Kedan's algorithm.java

[GAJAL999]

This is an example of Kedan's Algorithm to find maximum subarray. It finds the maximum possible sum of elements of array. It uses a loop to check the max sum of elements of array.

[GAJAL999]

please consider my pull request as it was a part of your issues also

[AmriteshRaj123]

Kadan's Algorithm Steps :-

1. Initialise Variables:
   maxSoFar to store the maximum sum of any subarray encountered so far, initialized to the smallest possible integer (or arr[0] if the array has at least one element).
   maxEndingHere to store the maximum sum of the current subarray, initialized to zero or arr[0].
   Iterate Over the Array:

For each element in the array, add it to maxEndingHere.
Update maxSoFar to the maximum of maxSoFar and maxEndingHere.
If maxEndingHere becomes negative, reset it to zero since a negative sum would reduce the potential maximum sum of any subarray including future elements.
Return maxSoFar:

After iterating through the array, maxSoFar will contain the maximum sum of a contiguous subarray.

public class KadanesAlgorithm {
public static int maxSubArraySum(int[] arr) {

    if (arr.length == 0) return 0;

    int maxSoFar = arr[0];  // Initialize to the first element of the array
    int maxEndingHere = arr[0];  // Start with the first element as the initial subarray sum

    for (int i = 1; i < arr.length; i++) {
       
        maxEndingHere = Math.max(arr[i], maxEndingHere + arr[i]);
        
    
        maxSoFar = Math.max(maxSoFar, maxEndingHere);
    }
    
    return maxSoFar;
}

public static void main(String[] args) {
    int[] arr = {-2, 1, -3, 4, -1, 2, 1, -5, 4};
    System.out.println("Maximum Subarray Sum: " + maxSubArraySum(arr));
}

}

Explanation of Changes

Edge Case: The function handles an empty array by returning 0. This can be adjusted based on the specific requirement.

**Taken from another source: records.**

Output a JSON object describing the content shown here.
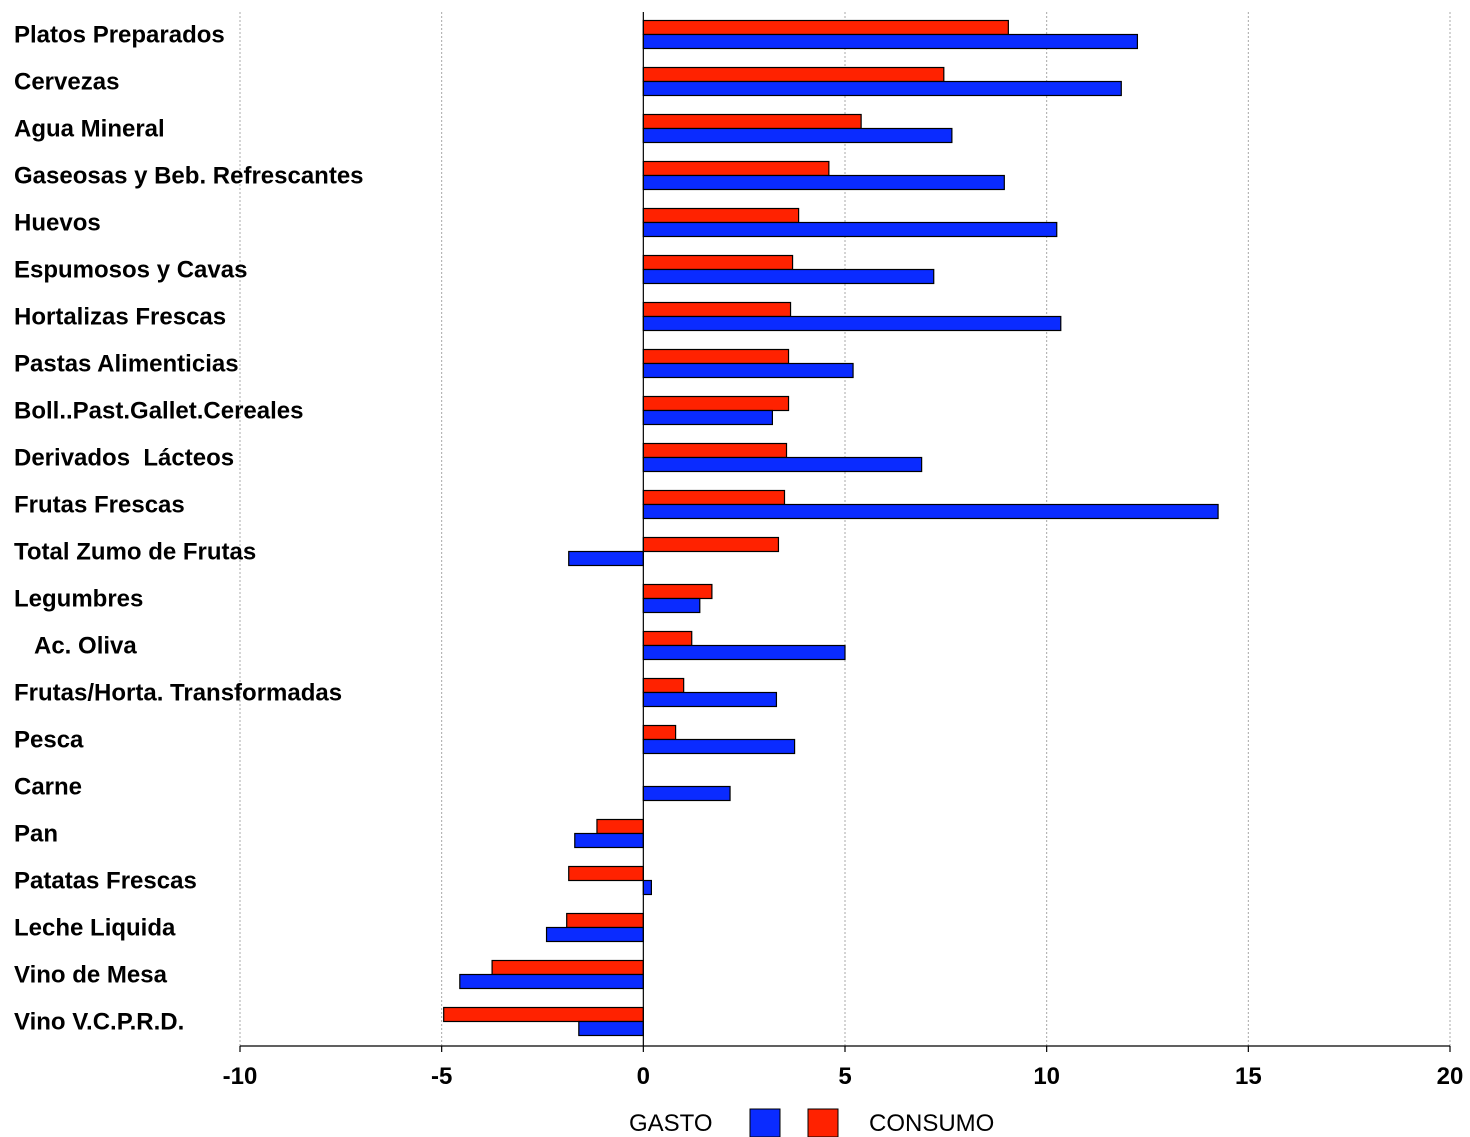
{
  "chart_data": {
    "type": "bar",
    "orientation": "horizontal",
    "categories": [
      "Platos Preparados",
      "Cervezas",
      "Agua Mineral",
      "Gaseosas y Beb. Refrescantes",
      "Huevos",
      "Espumosos y Cavas",
      "Hortalizas Frescas",
      "Pastas Alimenticias",
      "Boll..Past.Gallet.Cereales",
      "Derivados  Lácteos",
      "Frutas Frescas",
      "Total Zumo de Frutas",
      "Legumbres",
      "  Ac. Oliva",
      "Frutas/Horta. Transformadas",
      "Pesca",
      "Carne",
      "Pan",
      "Patatas Frescas",
      "Leche Liquida",
      "Vino de Mesa",
      "Vino V.C.P.R.D."
    ],
    "series": [
      {
        "name": "CONSUMO",
        "color": "#ff2200",
        "values": [
          9.05,
          7.45,
          5.4,
          4.6,
          3.85,
          3.7,
          3.65,
          3.6,
          3.6,
          3.55,
          3.5,
          3.35,
          1.7,
          1.2,
          1.0,
          0.8,
          0.0,
          -1.15,
          -1.85,
          -1.9,
          -3.75,
          -4.95
        ]
      },
      {
        "name": "GASTO",
        "color": "#0a2bff",
        "values": [
          12.25,
          11.85,
          7.65,
          8.95,
          10.25,
          7.2,
          10.35,
          5.2,
          3.2,
          6.9,
          14.25,
          -1.85,
          1.4,
          5.0,
          3.3,
          3.75,
          2.15,
          -1.7,
          0.2,
          -2.4,
          -4.55,
          -1.6
        ]
      }
    ],
    "xlim": [
      -10,
      20
    ],
    "xticks": [
      -10,
      -5,
      0,
      5,
      10,
      15,
      20
    ],
    "grid": "vertical-dashed",
    "legend": {
      "position": "bottom-center",
      "entries": [
        {
          "label": "GASTO",
          "color": "#0a2bff"
        },
        {
          "label": "CONSUMO",
          "color": "#ff2200"
        }
      ]
    },
    "title": "",
    "xlabel": "",
    "ylabel": ""
  }
}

Initialization: maxSoFar and maxEndingHere are both initialized to arr[0] (the first element), which simplifies handling arrays where all elements are negative.

Loop Logic: Instead of adding every element to maxEndingHere, we use Math.max(arr[i], maxEndingHere + arr[i]) to decide whether to start a new subarray at arr[i] or continue with the current one.

This corrected version ensures an efficient
𝑂(n)